Thursday, September 4, 2008

Experience of being right

Let me start by conceding that I would prefer that Obama had more experience with all the issues of the day. At the start of his campaign, I'm sure he knew that his chances were slim, that Hillary had left him only a small opening in her inevitability, that the most likely outcome of the 2008 campaign was national notice for a later campaign.

If all other things were equal, more experience might become decisive. Of course, Obama is a brilliant orator, much better than Bill Clinton, the best speech-making politician since JFK at least. But I can leave aside the delivery of speeches for a moment, even though communication and inspiration are very important parts of a President's job.

The crafting of Obama's speeches shows an intelligence far beyond what Americans are used to hearing. All the time, we hear words come out of Duhbya's mouth and even McCain's mouth that clearly are formulas their speechwriters and political advisers want them to say. They don't own these words. They just read them - badly - off a teleprompter.

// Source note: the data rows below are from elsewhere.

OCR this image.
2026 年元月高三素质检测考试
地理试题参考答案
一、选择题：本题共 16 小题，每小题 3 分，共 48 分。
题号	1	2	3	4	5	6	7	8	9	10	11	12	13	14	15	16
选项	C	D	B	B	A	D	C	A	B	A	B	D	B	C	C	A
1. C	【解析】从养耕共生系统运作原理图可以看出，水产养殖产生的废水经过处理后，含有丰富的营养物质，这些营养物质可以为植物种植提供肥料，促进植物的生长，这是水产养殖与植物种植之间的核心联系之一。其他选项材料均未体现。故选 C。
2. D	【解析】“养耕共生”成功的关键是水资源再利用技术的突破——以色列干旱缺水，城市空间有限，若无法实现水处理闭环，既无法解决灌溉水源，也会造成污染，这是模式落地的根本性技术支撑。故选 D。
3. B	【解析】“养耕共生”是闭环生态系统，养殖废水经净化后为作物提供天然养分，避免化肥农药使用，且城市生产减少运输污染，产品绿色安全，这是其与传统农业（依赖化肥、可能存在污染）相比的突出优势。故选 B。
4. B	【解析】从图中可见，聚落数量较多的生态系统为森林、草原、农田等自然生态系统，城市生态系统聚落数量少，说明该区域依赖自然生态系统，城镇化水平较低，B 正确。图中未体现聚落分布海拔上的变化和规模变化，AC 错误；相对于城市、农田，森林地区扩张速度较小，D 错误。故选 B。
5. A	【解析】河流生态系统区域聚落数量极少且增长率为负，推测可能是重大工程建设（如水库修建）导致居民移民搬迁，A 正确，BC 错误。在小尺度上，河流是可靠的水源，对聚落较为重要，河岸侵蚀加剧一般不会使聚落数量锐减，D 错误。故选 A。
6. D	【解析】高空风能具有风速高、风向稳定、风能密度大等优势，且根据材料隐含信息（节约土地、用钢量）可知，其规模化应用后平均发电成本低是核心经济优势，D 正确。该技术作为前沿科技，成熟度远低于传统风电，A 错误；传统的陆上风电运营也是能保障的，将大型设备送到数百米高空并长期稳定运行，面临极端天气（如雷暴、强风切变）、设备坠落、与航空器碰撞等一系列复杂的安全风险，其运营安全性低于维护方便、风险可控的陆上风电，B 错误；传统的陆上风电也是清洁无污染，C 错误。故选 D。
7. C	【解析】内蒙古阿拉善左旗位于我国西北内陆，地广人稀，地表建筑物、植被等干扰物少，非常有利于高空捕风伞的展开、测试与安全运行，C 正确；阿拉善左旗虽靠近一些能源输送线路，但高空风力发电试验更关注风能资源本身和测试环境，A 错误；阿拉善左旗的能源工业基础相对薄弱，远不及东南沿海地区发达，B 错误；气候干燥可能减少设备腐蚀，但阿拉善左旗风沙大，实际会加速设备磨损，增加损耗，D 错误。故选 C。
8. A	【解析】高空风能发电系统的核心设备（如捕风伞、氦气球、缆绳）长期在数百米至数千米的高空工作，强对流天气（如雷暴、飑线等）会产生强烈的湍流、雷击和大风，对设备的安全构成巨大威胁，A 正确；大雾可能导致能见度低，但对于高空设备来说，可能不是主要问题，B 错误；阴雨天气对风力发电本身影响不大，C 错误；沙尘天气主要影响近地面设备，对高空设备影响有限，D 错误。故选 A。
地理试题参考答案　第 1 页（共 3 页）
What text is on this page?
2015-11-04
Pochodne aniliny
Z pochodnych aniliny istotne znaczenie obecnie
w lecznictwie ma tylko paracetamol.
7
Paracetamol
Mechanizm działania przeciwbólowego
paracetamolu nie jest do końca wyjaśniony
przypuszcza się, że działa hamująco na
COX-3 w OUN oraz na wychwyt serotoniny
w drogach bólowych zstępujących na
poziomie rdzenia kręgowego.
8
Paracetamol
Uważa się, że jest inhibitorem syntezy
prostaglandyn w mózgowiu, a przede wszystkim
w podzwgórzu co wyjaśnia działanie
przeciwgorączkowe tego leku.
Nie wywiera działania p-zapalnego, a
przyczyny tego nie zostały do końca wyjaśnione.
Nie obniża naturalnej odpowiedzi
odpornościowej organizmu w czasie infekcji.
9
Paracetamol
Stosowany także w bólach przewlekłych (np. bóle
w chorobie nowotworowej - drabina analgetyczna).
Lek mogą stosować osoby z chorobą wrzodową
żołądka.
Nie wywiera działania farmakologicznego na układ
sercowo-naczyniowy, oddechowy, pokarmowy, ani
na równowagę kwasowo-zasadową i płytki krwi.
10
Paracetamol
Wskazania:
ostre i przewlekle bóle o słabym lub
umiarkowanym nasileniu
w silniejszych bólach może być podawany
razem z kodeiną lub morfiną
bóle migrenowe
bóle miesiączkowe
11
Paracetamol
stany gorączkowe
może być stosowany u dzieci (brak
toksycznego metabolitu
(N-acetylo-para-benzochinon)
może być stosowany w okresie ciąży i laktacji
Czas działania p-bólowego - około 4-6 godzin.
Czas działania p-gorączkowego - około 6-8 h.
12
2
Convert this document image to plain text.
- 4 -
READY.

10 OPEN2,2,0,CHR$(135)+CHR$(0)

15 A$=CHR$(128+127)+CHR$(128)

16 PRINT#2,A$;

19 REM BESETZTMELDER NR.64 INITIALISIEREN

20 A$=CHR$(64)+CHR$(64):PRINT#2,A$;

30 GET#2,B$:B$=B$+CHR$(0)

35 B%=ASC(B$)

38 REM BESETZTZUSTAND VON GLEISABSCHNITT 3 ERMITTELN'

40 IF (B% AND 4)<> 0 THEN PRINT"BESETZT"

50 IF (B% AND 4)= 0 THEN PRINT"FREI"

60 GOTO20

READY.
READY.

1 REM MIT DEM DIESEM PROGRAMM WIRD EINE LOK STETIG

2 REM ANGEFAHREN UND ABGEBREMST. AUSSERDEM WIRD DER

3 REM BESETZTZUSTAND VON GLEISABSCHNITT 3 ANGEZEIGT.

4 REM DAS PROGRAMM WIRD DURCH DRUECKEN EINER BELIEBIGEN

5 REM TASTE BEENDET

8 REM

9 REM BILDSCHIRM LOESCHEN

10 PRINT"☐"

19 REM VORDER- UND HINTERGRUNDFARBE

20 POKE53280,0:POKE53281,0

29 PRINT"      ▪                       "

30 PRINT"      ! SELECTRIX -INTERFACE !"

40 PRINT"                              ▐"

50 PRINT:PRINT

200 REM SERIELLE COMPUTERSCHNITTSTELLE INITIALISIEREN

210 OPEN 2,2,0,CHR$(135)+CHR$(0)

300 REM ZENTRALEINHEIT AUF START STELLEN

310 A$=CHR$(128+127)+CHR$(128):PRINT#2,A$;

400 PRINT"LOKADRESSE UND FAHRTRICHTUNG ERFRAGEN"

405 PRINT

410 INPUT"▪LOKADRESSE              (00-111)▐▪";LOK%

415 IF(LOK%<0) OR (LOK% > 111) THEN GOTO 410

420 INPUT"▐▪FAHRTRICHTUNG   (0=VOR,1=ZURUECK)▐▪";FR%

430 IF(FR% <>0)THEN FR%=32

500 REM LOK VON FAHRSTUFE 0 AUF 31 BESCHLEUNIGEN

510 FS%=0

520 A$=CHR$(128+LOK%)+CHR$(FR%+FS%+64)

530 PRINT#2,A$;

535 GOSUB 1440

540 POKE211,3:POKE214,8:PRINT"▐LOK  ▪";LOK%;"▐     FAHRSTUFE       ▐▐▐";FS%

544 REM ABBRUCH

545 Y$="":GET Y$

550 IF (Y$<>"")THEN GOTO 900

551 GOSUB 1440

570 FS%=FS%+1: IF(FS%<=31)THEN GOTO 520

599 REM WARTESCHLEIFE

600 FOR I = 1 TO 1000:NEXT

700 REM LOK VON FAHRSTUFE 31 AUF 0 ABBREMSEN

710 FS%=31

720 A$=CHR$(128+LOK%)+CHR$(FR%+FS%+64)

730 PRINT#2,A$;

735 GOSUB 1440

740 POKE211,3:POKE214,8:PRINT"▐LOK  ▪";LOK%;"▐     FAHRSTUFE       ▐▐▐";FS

Obama owns all his words. They're his thoughts, his policies, his cadences, his vocabulary, his references. The media loves McCain because they used to get the top of his head, even if that changed from day to day. Obama's character comes through in the text of his speeches, and that is very good.

Bill Clinton had a factual mastery that escapes all the Republicans on the scene today except for Dick Cheney. Clinton could shape that mastery into narrative, though not as well as Obama. Cheney can fashion it into bureaucratic infighting par excellence. Oh, and into war.

Sarah Palin has none of this.

Bush aide Matthew Scully was largely responsible for the speech.
After twenty months, she has mastery of Alaska. Maybe. She has a colorful back story, and she wears her lipstick better than a pit bull. She has the experience of being right, hard right. And wrong about practically everything. Her political biography, like Duhbya's before it, is a tissue of convenient, attractive lies. Reformer? Nope. Foreign policy? Don't make me laugh. She's a demographic patch on McCain's political infirmities, nothing more.

Obama, to the contrary, has the experience of being right about the great political issues of our day. The war in Iraq was wrong. Government by that's-tough-you're-on-your-own Republicans is the wrong kind of government. He even knew, unlike Palin, that abstinence is important but not enough.

He is the right person for this time even if he's a tad early to the party. The only question is whether America has the wit and goodness to see this.